Don't blame NATO allies for Afghan problems
Published: Saturday, December 02, 2006
The apparent unwillingness of NATO allies to share the burden of our Canadian soldiers in Kandahar has caused many to claim that organization is a failure. This argument has many weaknesses.
First, Canada should never raise the issue of NATO burden sharing or mission caveats. For decades, we had the poorest defence spending performance of all NATO members except Luxembourg. Further, throughout the Balkan operations of the 1990s, we employed mission caveats as wilfully as any ally.
Second, the call for those operating in the north to send their troops south likely hazards the only visibly successful sectors in Afghanistan. In the north, attacks are down, reconstruction is progressing and the Afghan military and police are being trained in large numbers. None of this is happening to any significant extent in the south, so those nations working in the north have little incentive to abandon successful but only half-completed projects there.
Third, Canadian support of reconstruction efforts in Kandahar is a disgrace. CIDA has not spent not a penny in Kandahar from August, 2005, to August, 2006. In the same period we spent at least $810-million on our military deployment to Kandahar. This summer, when NATO commander General David Richards suggested that he would rather have $50-million in development assistance than 5,000 new NATO troops, Canada promptly spent $189-million to send battle tanks to Kandahar.

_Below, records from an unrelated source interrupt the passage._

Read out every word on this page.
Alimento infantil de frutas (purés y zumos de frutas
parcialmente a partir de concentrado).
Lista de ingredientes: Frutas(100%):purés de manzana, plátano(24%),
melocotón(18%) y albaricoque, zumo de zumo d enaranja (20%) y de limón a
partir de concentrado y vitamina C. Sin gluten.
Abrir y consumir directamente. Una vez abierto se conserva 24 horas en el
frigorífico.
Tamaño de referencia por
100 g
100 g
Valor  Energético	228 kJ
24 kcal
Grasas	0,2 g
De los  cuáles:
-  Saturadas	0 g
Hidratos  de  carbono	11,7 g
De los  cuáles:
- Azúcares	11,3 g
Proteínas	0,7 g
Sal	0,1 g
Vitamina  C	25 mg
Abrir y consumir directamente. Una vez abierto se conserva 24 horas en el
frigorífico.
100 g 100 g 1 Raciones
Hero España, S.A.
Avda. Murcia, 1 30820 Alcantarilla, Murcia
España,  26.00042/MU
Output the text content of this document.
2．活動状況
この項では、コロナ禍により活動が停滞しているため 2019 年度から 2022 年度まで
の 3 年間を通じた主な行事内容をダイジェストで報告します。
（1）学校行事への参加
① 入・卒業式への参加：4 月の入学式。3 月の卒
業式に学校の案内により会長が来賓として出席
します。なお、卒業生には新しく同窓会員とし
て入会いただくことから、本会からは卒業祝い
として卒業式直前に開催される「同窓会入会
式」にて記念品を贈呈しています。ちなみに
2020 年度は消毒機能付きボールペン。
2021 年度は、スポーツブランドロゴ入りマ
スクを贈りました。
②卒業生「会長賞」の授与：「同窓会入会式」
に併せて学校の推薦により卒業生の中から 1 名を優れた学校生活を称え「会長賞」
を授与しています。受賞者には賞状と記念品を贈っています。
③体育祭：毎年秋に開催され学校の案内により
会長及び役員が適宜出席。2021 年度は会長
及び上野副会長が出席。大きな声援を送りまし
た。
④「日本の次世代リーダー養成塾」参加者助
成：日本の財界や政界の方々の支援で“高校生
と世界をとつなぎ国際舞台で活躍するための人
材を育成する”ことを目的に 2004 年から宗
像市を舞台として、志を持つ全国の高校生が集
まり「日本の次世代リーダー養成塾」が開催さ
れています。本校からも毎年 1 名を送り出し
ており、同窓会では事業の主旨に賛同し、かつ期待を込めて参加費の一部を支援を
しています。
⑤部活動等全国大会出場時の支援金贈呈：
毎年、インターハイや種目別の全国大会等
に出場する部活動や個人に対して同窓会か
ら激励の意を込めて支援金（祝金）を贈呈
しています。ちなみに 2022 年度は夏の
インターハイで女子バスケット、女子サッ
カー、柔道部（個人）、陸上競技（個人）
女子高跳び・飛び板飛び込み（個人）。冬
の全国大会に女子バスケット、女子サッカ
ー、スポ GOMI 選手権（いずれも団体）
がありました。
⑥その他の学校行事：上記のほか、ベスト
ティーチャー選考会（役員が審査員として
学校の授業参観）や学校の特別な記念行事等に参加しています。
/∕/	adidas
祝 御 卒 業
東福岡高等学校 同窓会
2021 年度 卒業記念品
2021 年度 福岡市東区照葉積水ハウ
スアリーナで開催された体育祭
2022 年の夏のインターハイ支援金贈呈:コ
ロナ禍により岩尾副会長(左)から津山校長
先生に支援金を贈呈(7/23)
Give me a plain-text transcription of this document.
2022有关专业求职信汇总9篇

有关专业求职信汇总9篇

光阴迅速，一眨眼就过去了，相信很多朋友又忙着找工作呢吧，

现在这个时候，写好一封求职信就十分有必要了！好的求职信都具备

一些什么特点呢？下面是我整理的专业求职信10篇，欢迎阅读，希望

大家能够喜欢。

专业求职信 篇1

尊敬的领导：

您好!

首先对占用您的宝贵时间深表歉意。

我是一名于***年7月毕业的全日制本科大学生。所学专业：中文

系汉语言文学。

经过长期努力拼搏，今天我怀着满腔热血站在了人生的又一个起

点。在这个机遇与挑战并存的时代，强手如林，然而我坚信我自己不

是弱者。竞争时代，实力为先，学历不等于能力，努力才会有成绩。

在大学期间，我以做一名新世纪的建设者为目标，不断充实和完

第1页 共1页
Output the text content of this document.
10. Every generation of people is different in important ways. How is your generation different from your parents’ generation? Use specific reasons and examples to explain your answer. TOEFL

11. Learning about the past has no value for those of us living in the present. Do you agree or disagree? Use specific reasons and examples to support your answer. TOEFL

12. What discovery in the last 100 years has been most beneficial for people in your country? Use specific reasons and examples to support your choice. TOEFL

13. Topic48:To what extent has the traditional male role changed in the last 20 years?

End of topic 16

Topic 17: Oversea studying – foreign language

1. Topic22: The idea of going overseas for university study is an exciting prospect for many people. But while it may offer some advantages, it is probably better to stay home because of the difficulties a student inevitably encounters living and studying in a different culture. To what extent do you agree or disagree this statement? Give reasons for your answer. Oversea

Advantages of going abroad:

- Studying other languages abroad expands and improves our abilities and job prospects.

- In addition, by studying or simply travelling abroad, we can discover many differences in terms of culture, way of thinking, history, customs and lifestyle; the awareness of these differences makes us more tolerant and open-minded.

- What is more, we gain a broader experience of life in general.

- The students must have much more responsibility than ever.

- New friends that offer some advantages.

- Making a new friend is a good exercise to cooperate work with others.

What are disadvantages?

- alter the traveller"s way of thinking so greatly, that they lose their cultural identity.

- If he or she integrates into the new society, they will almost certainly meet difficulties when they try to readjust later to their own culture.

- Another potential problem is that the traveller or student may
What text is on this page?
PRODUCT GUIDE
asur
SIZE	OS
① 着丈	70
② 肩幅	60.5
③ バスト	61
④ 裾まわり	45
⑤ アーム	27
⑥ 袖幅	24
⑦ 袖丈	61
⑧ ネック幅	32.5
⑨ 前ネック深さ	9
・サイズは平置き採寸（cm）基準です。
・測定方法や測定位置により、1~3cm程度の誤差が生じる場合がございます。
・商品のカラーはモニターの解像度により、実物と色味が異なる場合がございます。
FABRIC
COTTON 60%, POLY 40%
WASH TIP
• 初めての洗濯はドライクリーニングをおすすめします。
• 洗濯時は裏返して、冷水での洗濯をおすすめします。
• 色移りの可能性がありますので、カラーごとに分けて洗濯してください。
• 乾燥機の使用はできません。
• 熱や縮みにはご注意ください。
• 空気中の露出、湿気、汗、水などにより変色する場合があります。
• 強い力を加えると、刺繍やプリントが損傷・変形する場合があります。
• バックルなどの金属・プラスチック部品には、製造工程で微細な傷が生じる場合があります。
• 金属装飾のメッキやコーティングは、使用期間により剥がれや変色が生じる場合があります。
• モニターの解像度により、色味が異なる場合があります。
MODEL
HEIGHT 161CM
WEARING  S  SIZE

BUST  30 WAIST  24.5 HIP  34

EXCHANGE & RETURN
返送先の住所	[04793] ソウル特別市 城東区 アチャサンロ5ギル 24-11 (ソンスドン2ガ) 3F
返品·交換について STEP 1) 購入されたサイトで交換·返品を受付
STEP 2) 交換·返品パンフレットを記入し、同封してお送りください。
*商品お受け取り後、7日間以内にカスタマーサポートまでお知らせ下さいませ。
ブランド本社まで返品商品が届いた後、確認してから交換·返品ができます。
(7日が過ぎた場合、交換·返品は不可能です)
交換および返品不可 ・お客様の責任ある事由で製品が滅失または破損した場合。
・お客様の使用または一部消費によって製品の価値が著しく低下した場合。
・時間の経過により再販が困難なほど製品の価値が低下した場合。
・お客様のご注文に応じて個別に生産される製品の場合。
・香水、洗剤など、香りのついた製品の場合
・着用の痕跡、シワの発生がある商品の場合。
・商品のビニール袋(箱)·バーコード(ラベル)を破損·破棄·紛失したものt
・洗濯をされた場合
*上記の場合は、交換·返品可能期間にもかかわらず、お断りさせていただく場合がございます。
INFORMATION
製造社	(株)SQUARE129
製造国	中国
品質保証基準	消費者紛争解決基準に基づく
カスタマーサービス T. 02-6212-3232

Fourth, things in the south may soon be getting much worse, as the U.S. intends to spray defoliant on the poppy fields. The American Council on Foreign Relations predicts this will drive poor farmers to the Taliban. Regrettably, alternative approaches, such as funding alternative crops, get token treatment.
Finally, many of our allies may be reluctant to send their forces south because they have plans in place that will allow them to work in the north for the 10 to 14 years needed to stabilize and reconstruct Afghanistan. We have not. We started with a seriously flawed deployment plan and are now desperately attempting to correct it. The decision not to send troops to Kandahar for a second rotation, ever, means we mathematically cannot sustain operations past 2008-9.
Make no mistake. I feel NATO and Canada must be in Afghanistan, but blaming our allies will produce nothing but ill will. We would have better luck attracting allies and supporting our courageous troops if Canada provided adequate resources and a coherent, sustainable military plan.
Commodore Eric Lerhe (ret'd) and former director of NATO policy, Dartmouth, N.